The rights and remedies provided in this Agreement are cumulative with and not exclusive of the rights and remedies provided by law independently of this Agreement.

16.6 Assignment

    • This Agreement is for the benefit of the parties and their permitted successors and assigns. The parties and their successors and assigns are bound by this Agreement.
    • A party other than Hope Health & Care Services may not assign its rights under this Agreement.
    • Hope Health & Care Services may assign its rights under this Agreement in its absolute discretion, subject only to compliance with relevant NDIS Rules.

16.7 Severance

lf any provision of this Agreement is void, voidable, unenforceable, illegal, prohibited or otherwise invalid in a jurisdiction, in that jurisdiction the provision must be read down to the extent it can be to save it but if it cannot be saved by reading it down, words must be severed from the provision to the extent they can be to save it but if that also fails to save it the whole provision must be severed.
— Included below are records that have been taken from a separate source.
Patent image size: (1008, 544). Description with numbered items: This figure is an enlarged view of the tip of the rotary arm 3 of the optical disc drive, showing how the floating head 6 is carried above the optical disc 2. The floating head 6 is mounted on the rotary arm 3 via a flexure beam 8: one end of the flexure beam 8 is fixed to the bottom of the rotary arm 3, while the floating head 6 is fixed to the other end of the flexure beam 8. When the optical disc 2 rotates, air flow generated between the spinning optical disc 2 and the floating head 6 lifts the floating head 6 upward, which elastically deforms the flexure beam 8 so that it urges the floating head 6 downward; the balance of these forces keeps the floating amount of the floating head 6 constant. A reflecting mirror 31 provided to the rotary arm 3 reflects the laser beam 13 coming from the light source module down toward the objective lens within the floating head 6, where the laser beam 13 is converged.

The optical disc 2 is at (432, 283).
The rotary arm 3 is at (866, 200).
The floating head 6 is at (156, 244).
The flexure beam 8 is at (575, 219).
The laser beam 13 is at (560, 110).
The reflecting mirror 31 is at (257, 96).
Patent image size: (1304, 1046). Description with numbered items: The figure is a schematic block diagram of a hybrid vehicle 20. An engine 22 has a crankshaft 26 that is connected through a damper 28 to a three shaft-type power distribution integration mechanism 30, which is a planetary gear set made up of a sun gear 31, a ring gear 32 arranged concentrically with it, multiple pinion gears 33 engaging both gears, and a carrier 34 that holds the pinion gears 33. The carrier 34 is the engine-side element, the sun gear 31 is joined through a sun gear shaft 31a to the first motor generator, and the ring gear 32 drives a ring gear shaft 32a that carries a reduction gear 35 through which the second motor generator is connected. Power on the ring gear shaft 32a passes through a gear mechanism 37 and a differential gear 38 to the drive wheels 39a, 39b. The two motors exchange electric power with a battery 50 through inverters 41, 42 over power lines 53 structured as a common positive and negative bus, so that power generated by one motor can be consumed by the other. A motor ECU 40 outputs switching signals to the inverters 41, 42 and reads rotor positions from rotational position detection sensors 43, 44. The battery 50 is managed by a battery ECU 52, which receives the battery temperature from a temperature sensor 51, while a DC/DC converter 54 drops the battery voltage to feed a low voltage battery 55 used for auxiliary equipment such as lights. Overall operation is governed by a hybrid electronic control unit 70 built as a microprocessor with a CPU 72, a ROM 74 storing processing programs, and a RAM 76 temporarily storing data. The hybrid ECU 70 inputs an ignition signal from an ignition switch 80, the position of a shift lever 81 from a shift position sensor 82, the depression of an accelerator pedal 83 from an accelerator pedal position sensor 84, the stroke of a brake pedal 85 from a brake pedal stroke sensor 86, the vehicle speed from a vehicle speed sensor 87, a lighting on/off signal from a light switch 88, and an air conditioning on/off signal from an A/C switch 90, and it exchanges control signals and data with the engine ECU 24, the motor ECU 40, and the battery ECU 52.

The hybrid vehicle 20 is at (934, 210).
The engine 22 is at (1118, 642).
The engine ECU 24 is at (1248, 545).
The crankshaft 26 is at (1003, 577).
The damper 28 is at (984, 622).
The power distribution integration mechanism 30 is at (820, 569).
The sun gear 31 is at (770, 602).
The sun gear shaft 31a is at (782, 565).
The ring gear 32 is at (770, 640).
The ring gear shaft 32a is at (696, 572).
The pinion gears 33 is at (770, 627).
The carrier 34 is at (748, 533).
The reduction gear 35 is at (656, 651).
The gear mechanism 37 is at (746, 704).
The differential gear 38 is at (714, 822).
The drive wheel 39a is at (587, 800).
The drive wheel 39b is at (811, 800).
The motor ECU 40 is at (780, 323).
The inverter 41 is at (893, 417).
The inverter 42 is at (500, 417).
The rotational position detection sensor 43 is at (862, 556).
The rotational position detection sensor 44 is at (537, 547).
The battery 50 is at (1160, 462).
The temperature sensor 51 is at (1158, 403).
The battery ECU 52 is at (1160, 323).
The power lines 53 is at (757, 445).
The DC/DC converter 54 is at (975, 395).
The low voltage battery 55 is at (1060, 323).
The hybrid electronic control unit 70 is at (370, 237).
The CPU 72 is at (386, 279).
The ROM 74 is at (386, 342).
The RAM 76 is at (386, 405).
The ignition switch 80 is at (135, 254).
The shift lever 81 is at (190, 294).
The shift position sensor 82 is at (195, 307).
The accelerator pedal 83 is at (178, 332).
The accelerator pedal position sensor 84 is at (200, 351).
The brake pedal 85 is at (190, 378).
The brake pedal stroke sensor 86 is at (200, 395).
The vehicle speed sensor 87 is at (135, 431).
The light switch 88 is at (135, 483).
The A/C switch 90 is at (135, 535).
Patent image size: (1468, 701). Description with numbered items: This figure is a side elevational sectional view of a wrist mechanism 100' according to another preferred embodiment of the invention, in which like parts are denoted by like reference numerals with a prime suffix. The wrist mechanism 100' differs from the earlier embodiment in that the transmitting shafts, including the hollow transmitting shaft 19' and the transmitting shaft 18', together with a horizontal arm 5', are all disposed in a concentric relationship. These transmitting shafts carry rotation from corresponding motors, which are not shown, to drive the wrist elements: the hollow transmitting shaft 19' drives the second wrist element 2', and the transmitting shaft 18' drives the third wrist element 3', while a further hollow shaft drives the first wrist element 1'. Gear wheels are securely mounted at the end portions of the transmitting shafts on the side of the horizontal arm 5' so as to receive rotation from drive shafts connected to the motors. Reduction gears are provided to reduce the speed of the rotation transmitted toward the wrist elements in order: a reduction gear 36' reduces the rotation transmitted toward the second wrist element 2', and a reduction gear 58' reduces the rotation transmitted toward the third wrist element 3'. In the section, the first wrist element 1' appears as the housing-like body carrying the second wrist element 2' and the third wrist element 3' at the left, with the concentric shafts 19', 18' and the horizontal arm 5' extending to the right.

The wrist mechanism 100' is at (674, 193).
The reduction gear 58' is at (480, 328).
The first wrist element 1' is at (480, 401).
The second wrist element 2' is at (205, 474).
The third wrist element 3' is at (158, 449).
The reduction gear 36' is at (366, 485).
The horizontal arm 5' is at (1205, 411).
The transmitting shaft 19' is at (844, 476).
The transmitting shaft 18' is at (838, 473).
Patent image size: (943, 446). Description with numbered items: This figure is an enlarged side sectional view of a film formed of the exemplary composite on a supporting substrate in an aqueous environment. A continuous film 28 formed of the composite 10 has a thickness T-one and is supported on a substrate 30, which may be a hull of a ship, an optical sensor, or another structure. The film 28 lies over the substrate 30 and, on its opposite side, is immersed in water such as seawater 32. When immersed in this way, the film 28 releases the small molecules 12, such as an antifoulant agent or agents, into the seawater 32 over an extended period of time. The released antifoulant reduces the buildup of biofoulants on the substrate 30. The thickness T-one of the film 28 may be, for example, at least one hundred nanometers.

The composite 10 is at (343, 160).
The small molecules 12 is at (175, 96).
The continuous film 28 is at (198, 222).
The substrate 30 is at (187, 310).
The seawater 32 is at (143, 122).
That will not invalidate the remaining provisions of this Agreement nor affect the validity or enforceability of that provision in any other jurisdiction where it is not invalid.

16.8 Counterparts

The parties may execute this Agreement in two or more counterparts and all counterparts together constitute one instrument. A counterpart may be in electronic form

16.9 Consent or approval

Subject to an express provision in this Agreement, a party may in its absolute discretion give its consent or approval conditionally or unconditionally, or withhold its consent or approval.

16.10 Entire agreement

This Agreement constitutes the entire agreement of the parties in respect of the subject matter of this Agreement and supersedes all prior discussions, undertakings and agreements.

16.11 Further assurances

Each party must, at its own expense, do everything reasonably necessary to give effect to this Agreement and the transactions contemplated by it, including without limitation the execution of documents.

16.12 Relationship

Nothing in this Agreement constitutes the parties as partners or agents of the other and no party has any authority to bind the other legally or equitably except as expressly stated in this Agreement.

16.13 Notices

    • A party may send a notice in connection with this Agreement by hand delivery pre-paid post or email transmission to another party at the recipient party’s address details set out at the beginning of this Agreement or in such other way as the recipient party may have last notified each other party in writing.
    • A notice is deemed to be received:
      1. if sent by hand delivery at the time of delivery if on a Business Day at or before 5:30 pm, otherwise on the next Business Day;
      2. if sent by pre-paid post, on the second Business Day after the date of posting; or
      3. if sent by email transmission, at the time of sending if on a Business Day at or before 5:30 pm, otherwise on the next Business Day, provided that the sender does not receive a subsequent “Out of Office” reply or similar response or a system administrator message stating that the email did not reach its intended recipient.